If you found this helpful, share it on WhatsApp with someone weighing their options.
Don’t go anywhere—check out these resources on building wealth in difficult times:
- Book a Power Hour Financial Coaching Session
- 10 Silent Wealth Destroyers In Your 30s and 40s
- You're Trained To Be Poor (10 Shocking Money Traps)
Watch the video version of the real reason young people are leaving the UK:
As always, in all things, be thankful and seek joy!
What an insightful and relatable perspective on a hot topic! Thank you Ken & Mary for taking the time to pull this together.
I am in my late 30s and have been considering a move out of the UK with UAE in mind however all the reasons you listed why over 35’s are slower to emigrate applies to me(including having a child in state funded independent grammar school).
I love the biblical perspective and that is something I need to lean in more on.
I have been asking God for clear directives on what He wants for me& my family that aligns with His purpose for all of us(not just me)… ‘A purpose driven move not a push’
Thank you so much and keep up the good work.
God bless you.
You’re so welcome, Chyamaka!

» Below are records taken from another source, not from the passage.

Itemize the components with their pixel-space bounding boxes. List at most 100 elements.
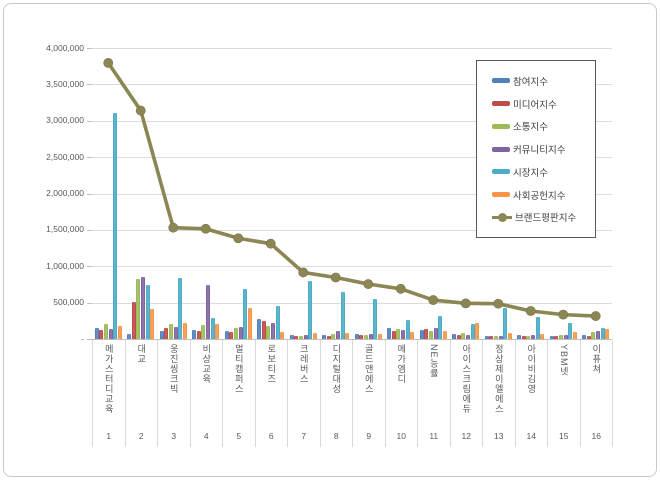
bar-1-cat-16: [582, 335, 587, 339]
y-tick-mark: [87, 84, 92, 86]
y-tick-label: 500,000: [53, 297, 84, 308]
x-category-cell: 이퓨쳐: [581, 340, 613, 425]
bar-2-cat-12: [456, 334, 461, 339]
bar-3-cat-9: [363, 335, 368, 339]
x-category-cell: NE능률: [418, 340, 451, 425]
y-tick-mark: [87, 229, 92, 231]
bar-1-cat-5: [224, 330, 229, 339]
x-category-label: 비상교육: [201, 344, 212, 384]
bar-3-cat-7: [298, 336, 303, 339]
x-number-cell: 5: [223, 425, 256, 447]
legend-swatch-icon: [492, 169, 510, 175]
x-axis-category-labels: 메가스터디교육 대교 웅진씽크빅 비상교육 멀티캠퍼스 로보티즈 크레버스 디지털대성 골드앤에…: [92, 340, 613, 425]
gridline: [92, 229, 612, 231]
bar-2-cat-3: [164, 328, 169, 339]
line-marker-cat-14: [525, 306, 536, 316]
line-marker-cat-11: [428, 295, 439, 305]
x-category-cell: 크레버스: [288, 340, 321, 425]
bar-5-cat-11: [438, 316, 443, 339]
bar-2-cat-11: [424, 328, 429, 339]
legend-item-4: 커뮤니티지수: [492, 142, 595, 156]
bar-3-cat-10: [396, 328, 401, 339]
bar-6-cat-4: [215, 323, 220, 339]
y-tick-label: 2,500,000: [46, 151, 84, 162]
y-tick-mark: [87, 157, 92, 159]
bar-5-cat-10: [405, 320, 410, 339]
bar-5-cat-6: [275, 306, 280, 339]
gridline: [92, 48, 612, 49]
x-category-cell: 메가엠디: [386, 340, 418, 425]
bar-6-cat-9: [377, 334, 382, 339]
x-category-label: 대교: [136, 344, 147, 364]
bar-5-cat-2: [145, 284, 150, 339]
x-category-number: 15: [559, 431, 569, 441]
bar-4-cat-12: [466, 334, 471, 339]
gridline: [92, 157, 612, 159]
bar-3-cat-8: [331, 333, 336, 339]
x-number-cell: 13: [483, 425, 516, 447]
chart-frame: 메가스터디교육 대교 웅진씽크빅 비상교육 멀티캠퍼스 로보티즈 크레버스 디지털대성 골드앤에…: [3, 3, 657, 477]
x-axis-line: [92, 339, 612, 340]
x-category-number: 3: [171, 431, 177, 441]
y-tick-mark: [87, 302, 92, 304]
bar-4-cat-10: [401, 329, 406, 339]
bar-5-cat-7: [308, 280, 313, 339]
x-category-number: 7: [301, 431, 307, 441]
bar-5-cat-3: [178, 277, 183, 339]
bar-4-cat-11: [433, 328, 438, 339]
bar-4-cat-14: [531, 335, 536, 339]
bar-2-cat-1: [99, 329, 104, 339]
bar-6-cat-12: [475, 322, 480, 339]
x-number-cell: 12: [451, 425, 483, 447]
x-category-number: 13: [494, 431, 504, 441]
legend-swatch-icon: [492, 78, 510, 84]
x-number-cell: 2: [126, 425, 158, 447]
brand-reputation-line: [103, 58, 601, 321]
bar-1-cat-12: [452, 333, 457, 339]
bar-2-cat-16: [586, 335, 591, 339]
x-category-label: 메가엠디: [396, 344, 407, 384]
bar-2-cat-10: [391, 330, 396, 339]
bar-2-cat-13: [489, 335, 494, 339]
bar-1-cat-1: [94, 328, 99, 339]
bar-6-cat-11: [442, 330, 447, 339]
y-tick-label: 4,000,000: [46, 42, 84, 53]
bar-5-cat-15: [568, 323, 573, 339]
bar-2-cat-15: [554, 336, 559, 339]
bar-3-cat-6: [266, 325, 271, 339]
bar-4-cat-15: [563, 334, 568, 339]
line-marker-cat-8: [330, 272, 341, 283]
bar-6-cat-14: [540, 333, 545, 339]
bar-6-cat-1: [117, 325, 122, 339]
bar-4-cat-16: [596, 330, 601, 339]
x-category-label: 로보티즈: [266, 344, 277, 384]
bar-6-cat-5: [247, 308, 252, 339]
line-marker-cat-9: [363, 279, 374, 289]
line-marker-cat-2: [135, 105, 146, 116]
bar-4-cat-13: [498, 335, 503, 339]
line-marker-cat-7: [298, 267, 309, 278]
bar-1-cat-15: [549, 336, 554, 339]
line-marker-cat-6: [265, 238, 276, 249]
legend-label: 소통지수: [513, 122, 548, 134]
bar-6-cat-16: [605, 328, 610, 339]
bar-5-cat-1: [113, 113, 118, 339]
gridline: [92, 193, 612, 195]
x-category-label: 크레버스: [298, 344, 309, 384]
line-marker-cat-12: [460, 298, 471, 309]
x-category-label: 멀티캠퍼스: [233, 344, 244, 394]
legend-item-5: 시장지수: [492, 165, 595, 179]
x-category-cell: 메가스터디교육: [93, 340, 126, 425]
bar-3-cat-16: [591, 332, 596, 339]
x-category-number: 14: [526, 431, 536, 441]
bar-1-cat-3: [159, 331, 164, 339]
x-category-cell: 디지털대성: [321, 340, 353, 425]
bar-6-cat-6: [280, 332, 285, 339]
bar-1-cat-7: [289, 335, 294, 339]
bar-5-cat-13: [503, 308, 508, 339]
line-marker-cat-1: [103, 58, 114, 68]
bar-2-cat-2: [131, 301, 136, 339]
line-marker-cat-16: [590, 311, 601, 321]
bar-1-cat-4: [192, 329, 197, 339]
y-tick-mark: [87, 193, 92, 195]
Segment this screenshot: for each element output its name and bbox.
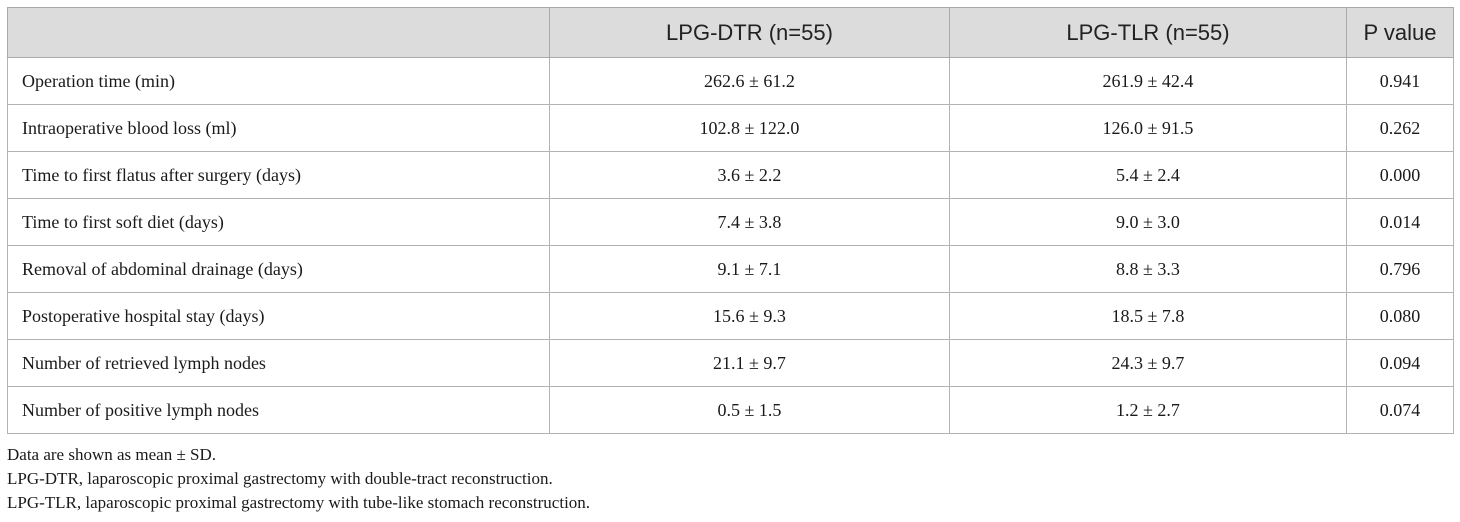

The UAE is very popular but some people are also cautious. Glad you enjoyed this post. Kindly share it with others on WhatsApp. Committing all this to God is the way to go, this way, you’re not going blind. I get what you mean about schooling. Especially a state funded grammar. It’s easy to overlook how valuable that education is especially when you move and have to pay for it directly. They don’t come cheap and multiply with more children. The good news though is that school education does come to an end, so in the worst case scenario, if you still want to move, you have between now and then to plan, save and invest so you move with a stronger financial backing.